É um convite a ver, não para julgar, mas para escutar.

Neste contexto de análise curatorial, coloco uma questão, para a qual não tenho resposta.

O que poderá significar, no conjunto das sete pequenas fotografias de uma jovem mulher, com data de 1930 e registadas no navio “Sierra Montana”, o que é mencionado na folha de inventário e está escrito no respectivo verso – “…Increpando os espíritos maus, afastando-os para longe…”?

Ou, no conjunto das quatro fotografias recortadas e com data de 1928, que se optou por colocar ao lado destas, qual a razão porque reza o homem, ou porque se abraça ele e qual o motivo para os seus pés terem sido fotografados sobre uma folha de jornal?

Estão escolhidas duas séries em simetria, colocando de um lado mulheres e do outro homens.

Há retratos frontais em que o olhar dos pacientes se ergue com uma intensidade desconcertante.

Há corpos frágeis aos quais foram retiradas as roupas, partes de documentação clínica, aqui colocados como vestígios de um tempo em que a visão médica pretendia avaliar a postura do corpo desnudo, como um espelho da mente.

Há retratos de pacientes, que pela sua pose poderiam indiciar fazer parte de uma galeria de actores para um qualquer filme de mistério.

Façam-se comparações e nestes contrastes, vejamos as diferenças e as semelhanças, não para julgar, mas para escutar.
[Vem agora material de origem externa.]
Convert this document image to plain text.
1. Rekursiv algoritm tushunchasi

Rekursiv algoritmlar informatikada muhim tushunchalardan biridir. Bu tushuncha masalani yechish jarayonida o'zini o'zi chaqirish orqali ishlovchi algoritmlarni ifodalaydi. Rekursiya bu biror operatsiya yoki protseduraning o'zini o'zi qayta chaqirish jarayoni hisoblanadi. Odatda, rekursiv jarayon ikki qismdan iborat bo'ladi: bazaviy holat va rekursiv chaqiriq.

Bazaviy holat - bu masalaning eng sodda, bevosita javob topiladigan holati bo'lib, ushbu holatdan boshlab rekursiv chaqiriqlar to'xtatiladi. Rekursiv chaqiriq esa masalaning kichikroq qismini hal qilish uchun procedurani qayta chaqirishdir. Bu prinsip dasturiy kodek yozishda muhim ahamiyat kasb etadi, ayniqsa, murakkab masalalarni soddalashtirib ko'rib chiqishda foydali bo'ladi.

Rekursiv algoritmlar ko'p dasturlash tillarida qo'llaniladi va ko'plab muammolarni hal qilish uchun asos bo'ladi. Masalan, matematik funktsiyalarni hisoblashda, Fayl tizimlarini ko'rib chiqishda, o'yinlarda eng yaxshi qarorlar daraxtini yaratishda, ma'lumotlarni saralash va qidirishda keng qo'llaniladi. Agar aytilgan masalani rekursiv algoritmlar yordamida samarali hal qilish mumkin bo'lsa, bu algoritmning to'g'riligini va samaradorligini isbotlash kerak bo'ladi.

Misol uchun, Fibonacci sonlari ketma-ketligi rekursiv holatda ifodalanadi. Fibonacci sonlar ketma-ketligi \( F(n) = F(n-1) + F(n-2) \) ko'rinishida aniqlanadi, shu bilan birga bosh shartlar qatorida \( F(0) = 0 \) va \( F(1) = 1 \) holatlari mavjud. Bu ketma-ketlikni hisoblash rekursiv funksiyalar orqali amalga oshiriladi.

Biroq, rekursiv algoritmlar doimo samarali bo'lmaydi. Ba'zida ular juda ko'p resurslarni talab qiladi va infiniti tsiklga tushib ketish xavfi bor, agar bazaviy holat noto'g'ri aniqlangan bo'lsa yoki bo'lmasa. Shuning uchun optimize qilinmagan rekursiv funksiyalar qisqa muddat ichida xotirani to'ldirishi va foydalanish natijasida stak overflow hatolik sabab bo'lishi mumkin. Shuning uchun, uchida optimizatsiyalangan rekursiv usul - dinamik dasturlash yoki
Estas fotografias da “Coleção Bombarda” pertencem a uma era da psiquiatria em que a objetividade científica se confundia com os regimes disciplinares, mas também permitem incursões por outros caminhos de análise fora do contexto psiquiátrico. Os caracteres gráficos do retrato de um dos homens e o conjunto com que termina o círculo de apresentação, o qual contém os caracteres gráficos e os logotipos do Estúdio de Fotografia que executou o trio de fotografias de uma mulher em pose com chapéu e sem ele, que tanto se assemelham com as “cartes-de-visite”, tão comuns nos idos dos anos 1860’s.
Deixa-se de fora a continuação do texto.